New York, Aug 21: A virus that debuted this week has been declared the fastest spreading e-mail plague of all time, while another malicious programme that hit last week continued to disrupt computers worldwide. Messagelabs Inc., a company that filters e-mail for corporate clients around the world, Wednesday said it had intercepted more than a million copies of the "Sobig.F" virus the previous day, the most it has ever intercepted in a single day. That was one in every 17 e-mail messages the firm scanned.
"That's just a number we've never seen before," said Brian Czarny, Messagelabs' marketing director. The most widespread virus of all time, "Klez", at its peak accounted for one in 125 messages scanned.

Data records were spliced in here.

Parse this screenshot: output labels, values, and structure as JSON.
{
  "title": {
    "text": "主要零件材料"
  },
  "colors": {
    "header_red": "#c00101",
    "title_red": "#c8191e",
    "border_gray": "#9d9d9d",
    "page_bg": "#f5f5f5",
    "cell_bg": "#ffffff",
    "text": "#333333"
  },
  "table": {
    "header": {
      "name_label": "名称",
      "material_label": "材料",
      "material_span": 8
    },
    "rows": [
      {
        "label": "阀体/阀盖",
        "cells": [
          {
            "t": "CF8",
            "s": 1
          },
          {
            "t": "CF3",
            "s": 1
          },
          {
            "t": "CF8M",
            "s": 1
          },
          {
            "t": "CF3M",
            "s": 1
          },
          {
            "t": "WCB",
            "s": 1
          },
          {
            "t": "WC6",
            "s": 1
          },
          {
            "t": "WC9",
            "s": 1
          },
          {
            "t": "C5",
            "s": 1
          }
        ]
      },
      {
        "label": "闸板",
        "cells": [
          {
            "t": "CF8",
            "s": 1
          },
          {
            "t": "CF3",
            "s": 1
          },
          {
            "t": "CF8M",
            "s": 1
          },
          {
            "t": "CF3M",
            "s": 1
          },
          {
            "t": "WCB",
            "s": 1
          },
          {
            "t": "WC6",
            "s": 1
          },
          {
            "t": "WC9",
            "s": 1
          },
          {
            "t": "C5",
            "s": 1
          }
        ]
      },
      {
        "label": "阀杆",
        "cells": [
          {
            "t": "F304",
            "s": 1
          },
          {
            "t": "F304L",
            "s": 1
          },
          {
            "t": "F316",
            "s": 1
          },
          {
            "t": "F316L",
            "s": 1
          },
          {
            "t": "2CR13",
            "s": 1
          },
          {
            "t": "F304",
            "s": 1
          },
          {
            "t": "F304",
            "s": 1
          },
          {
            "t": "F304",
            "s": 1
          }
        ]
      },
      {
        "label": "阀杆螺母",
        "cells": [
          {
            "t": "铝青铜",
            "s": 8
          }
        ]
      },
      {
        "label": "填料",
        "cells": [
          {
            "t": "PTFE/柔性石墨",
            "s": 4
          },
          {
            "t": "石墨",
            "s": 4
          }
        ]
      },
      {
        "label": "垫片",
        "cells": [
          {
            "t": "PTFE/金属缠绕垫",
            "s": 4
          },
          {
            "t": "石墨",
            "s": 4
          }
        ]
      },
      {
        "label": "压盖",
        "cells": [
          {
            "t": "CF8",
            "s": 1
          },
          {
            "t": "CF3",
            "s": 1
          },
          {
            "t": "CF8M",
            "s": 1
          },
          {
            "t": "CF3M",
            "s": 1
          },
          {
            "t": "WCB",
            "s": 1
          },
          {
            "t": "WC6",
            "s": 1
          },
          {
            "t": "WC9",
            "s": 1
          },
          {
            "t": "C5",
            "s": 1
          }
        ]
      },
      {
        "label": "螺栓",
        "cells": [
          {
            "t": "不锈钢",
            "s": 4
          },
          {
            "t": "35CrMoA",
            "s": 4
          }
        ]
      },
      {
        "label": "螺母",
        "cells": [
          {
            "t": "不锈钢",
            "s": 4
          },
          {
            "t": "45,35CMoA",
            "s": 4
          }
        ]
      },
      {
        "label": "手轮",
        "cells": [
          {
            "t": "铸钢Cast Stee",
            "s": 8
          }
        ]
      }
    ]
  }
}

Sobig.F continued to spread aggressively on yesterday, though the pace eased off a bit to about one in 60 messages, he said.
The virus, which is the sixth and latest strain of a virus that first emerged in January, spreads through windows PCs via e-mail and corporate networks. Besides clogging e-mail systems with messages carrying subject lines like "Re: details" and "Re: wicked screensaver", the virus also deposits a Trojan Horse, or Hacker Back Door, that can be used to turn victims' PCs into relayers of spam e-mail.
"It's a seeding," Czarny said. "All they're looking to do is plant that Trojan."